Thursday, January 18, 2024

Vintage Venus Countertop Corset Mannequin

It's not every day that one of these beautiful, 1940's countertop mannequins show up around these parts, but I'm sure glad I was in the right place and at the right time when one did! Venus is a shapely, 30" tall female display mannequin statue, and fashionably posed to model actual miniature versions of Venus brand products made of real fabric (in this case a skin-tone corset, see photo close-ups towards the end of this post below.) Her overall body form is composed of a molded Rubberlite material, hence the extensive cracking all over, likely from years of sun and heat exposure in store front windows, as well as other various destructive display and storage elements. Her base is even a little warped as if at one point she was possibly melting sideways (!!), and as you can see, a previous owner attempted to fix her by adding a slanted piece of wood underneath said base. It sort of works. Sort of. Anyway, a few of my friends believe that her cracking condition gives her extra story and character. I think it sort of makes her look like she's carved out of wood, and when I initially set eyes upon her at the antique mall, I imagined a much more attractive mash-up between the mounted ship figurehead of Hera from Jason and the Argonauts (1963), with the living wooden figurehead from The Golden Voyage of Sinbad (1973.) Check out another va-va-va-version of Venus from a 2017 auction site, by CLICKING HERE!

3 comments:

Brian Barnes said...

The cracks make her look like a super cool 50s female hysteria villain, like The Wasp Women.

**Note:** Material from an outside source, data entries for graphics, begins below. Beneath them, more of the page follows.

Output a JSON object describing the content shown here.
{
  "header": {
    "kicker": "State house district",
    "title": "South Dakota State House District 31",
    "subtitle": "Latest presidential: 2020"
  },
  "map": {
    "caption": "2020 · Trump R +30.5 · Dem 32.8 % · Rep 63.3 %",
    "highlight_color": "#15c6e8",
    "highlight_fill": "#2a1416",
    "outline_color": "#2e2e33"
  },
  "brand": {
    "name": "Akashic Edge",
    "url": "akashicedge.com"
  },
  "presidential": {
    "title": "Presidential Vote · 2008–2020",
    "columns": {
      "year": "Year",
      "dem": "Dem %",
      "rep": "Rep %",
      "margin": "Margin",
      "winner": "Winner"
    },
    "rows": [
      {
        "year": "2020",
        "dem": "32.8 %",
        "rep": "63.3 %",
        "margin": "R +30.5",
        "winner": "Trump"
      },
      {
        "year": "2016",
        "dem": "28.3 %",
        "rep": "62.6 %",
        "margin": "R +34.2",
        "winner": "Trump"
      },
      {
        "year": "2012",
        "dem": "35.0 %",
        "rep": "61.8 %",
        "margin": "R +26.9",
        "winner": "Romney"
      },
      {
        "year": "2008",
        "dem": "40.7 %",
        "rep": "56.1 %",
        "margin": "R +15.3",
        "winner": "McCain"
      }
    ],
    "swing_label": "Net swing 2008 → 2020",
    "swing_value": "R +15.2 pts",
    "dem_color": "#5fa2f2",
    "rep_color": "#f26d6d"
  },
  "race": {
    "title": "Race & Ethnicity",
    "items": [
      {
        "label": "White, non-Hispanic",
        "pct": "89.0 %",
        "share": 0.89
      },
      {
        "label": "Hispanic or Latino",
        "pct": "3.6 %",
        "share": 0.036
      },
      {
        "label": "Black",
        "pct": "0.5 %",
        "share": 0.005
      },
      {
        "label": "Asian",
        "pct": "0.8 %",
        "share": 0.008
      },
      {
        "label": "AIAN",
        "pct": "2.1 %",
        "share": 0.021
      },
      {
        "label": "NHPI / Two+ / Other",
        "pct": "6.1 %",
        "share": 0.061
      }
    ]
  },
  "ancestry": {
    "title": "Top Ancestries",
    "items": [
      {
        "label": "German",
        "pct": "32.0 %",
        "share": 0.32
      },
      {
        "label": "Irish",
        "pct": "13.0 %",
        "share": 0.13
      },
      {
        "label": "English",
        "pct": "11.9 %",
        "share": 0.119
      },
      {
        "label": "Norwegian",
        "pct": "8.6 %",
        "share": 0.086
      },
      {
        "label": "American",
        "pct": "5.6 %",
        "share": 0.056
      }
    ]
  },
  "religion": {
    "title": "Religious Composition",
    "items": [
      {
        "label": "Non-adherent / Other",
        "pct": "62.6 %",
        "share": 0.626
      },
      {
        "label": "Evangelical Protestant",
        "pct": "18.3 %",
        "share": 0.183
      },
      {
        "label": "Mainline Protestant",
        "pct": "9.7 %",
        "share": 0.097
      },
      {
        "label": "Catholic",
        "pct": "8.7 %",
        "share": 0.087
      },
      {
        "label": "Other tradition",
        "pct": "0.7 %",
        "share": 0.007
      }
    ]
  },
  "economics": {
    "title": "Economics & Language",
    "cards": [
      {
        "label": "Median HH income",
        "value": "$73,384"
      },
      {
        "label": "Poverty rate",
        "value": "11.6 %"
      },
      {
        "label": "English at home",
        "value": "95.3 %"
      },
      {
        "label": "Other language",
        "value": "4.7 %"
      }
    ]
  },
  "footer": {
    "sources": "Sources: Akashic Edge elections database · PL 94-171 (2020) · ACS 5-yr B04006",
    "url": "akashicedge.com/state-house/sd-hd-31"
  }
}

A whole bunch of dudes pick her up in the bar and she needs their spleens to survive, and suddenly she's cracking and bits of flesh fall off and she tears out the guys spleen.

Boys are taught no sex before marriage and some guy with a directors chair makes a couple bugs. Win/win!

Mr. Cavin said...

Wow! I have been pretty stoked to get just that awesome miniature corset. The full-figure mini-mannequin is almost too good to be true. I feel like wood sculptures tend to crack along the grain, so the lines run sort of parallel. Except for cinders, I guess. I'm kinda with Brian here: She reminds me of some American International reptile woman. I love it!

Mr. Cavin said...

PS, Picture five is my hands down fave.